Apologies in advance if what I said above doesn't make sense, I'm new to this.
Thanks for your question and welcome to the Prodigy community
You're asking a great question. I saw you also posted a similar post on the spaCy GitHub Discussions forum. That's great - thank you! The spaCy core team can better help you with what's the right way to train the model.
There is not an annotation interface available that can toggle between ner and spancat like ner/relations. It's a bit harder than creating a custom recipe as we'd need to create a custom React component. It's an interesting use case that I don't think we anticipated so I'll make a note in case there's interest in the future to create one.

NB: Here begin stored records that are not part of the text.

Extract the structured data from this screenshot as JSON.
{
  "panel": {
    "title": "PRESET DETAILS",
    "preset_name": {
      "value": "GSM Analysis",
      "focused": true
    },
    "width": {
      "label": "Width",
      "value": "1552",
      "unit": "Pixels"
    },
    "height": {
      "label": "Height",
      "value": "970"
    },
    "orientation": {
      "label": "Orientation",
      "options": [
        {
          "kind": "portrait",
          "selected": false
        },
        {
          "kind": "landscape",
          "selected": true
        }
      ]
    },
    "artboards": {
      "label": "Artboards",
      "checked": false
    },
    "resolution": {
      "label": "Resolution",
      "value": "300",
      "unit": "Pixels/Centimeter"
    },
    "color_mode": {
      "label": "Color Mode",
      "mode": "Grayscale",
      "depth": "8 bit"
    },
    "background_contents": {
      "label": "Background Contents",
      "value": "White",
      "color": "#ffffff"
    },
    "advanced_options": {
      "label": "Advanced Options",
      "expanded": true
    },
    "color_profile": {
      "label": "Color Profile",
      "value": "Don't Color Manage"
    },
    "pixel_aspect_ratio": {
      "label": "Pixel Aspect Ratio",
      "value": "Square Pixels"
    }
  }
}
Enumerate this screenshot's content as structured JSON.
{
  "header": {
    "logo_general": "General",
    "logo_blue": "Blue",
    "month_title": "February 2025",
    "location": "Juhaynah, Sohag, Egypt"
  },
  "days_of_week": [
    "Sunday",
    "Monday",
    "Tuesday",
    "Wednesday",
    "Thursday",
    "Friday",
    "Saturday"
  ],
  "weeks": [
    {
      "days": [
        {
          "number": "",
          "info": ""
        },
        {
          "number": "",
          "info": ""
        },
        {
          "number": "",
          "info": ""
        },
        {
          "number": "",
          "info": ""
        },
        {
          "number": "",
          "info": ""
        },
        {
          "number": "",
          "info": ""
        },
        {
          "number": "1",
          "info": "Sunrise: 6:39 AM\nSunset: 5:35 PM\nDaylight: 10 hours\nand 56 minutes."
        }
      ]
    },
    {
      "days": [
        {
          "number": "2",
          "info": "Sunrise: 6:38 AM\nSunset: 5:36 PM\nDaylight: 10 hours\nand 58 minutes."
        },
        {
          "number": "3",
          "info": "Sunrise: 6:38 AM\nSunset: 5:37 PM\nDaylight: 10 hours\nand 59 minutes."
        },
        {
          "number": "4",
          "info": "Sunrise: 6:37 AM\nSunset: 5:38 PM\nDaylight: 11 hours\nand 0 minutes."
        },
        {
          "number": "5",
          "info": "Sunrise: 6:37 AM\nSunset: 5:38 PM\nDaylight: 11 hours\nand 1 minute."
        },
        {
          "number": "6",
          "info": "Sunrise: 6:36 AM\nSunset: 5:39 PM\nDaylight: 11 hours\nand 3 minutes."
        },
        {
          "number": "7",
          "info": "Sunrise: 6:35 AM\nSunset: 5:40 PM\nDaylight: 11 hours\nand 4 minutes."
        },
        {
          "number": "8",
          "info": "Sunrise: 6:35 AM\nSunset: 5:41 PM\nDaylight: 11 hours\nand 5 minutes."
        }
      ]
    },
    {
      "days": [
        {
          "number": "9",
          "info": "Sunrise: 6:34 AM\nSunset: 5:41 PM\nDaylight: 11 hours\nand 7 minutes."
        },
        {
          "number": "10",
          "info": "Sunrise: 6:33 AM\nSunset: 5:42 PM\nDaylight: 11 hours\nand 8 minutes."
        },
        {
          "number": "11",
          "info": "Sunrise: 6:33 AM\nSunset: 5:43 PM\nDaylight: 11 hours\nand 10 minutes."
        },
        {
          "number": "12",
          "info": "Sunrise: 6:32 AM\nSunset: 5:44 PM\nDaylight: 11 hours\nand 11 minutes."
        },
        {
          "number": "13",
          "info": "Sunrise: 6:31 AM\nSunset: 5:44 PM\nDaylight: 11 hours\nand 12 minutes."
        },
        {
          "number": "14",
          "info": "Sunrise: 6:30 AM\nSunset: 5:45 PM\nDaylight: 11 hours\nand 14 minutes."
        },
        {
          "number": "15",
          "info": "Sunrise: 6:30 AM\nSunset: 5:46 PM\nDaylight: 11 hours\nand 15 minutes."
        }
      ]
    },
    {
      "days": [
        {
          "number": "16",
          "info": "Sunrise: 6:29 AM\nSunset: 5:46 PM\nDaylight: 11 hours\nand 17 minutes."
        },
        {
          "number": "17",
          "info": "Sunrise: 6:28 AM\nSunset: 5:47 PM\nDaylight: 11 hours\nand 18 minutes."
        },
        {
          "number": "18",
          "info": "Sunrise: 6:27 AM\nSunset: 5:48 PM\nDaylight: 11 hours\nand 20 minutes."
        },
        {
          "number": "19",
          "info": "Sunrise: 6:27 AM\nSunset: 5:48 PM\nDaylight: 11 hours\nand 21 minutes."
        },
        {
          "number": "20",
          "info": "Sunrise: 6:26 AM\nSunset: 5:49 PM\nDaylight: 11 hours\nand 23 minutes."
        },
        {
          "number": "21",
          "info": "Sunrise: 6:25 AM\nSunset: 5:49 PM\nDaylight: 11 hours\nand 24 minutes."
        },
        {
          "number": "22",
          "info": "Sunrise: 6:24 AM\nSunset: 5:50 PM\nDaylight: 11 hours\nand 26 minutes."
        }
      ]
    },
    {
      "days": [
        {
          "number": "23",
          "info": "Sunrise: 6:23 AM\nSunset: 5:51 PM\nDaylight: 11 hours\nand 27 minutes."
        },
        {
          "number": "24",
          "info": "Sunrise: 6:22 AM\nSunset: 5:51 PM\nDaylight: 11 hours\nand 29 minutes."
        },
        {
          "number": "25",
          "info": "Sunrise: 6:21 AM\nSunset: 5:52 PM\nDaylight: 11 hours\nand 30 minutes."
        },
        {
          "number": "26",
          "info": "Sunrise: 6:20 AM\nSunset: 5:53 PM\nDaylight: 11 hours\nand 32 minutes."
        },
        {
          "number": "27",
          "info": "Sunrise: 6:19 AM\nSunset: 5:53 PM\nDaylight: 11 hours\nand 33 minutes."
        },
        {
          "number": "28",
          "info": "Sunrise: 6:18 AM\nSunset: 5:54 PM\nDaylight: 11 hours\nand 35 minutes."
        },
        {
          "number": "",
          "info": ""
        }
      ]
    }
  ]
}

I have been thinking if there is a hack you could try instead and I'm a bit stuck. Initially, I was going to propose creating the spancat first with spans.manual (which you likely did), but then use that trained spancat model on ner.correct to create your ner annotations by adding --component "spancat" so it uses the existing spancat model but in the format of ner (e.g., no overlapping spans). The problem was I wasn't getting any of the predictions as I was when I ran spans.correct. If you wanted, you could try to modify ner.correct to handle this case.
So in summary, right now doing the spancat and ner separately may be your best bet.
Thanks again for your question and let us know if you have any further questions!
Thanks for the quick reply, I really appreciate it! I was initially thinking of separating the two annotation workflows, was just wondering if I could do it together. What I want to do is use the spancat to extract key sentences from a document and then use NER on only those key sentences, because I don't want the NER to run on other parts of the doc. So with regards to that, I think I will have to annotate it separately.
It would be really nice similar to how we can customize pipelines with spacy, we could do the same with prodigy annotations, merging different interfaces and extract one annotation file to train the entire pipeline in one go. But I do understand that it would be a very difficult task to code that haha.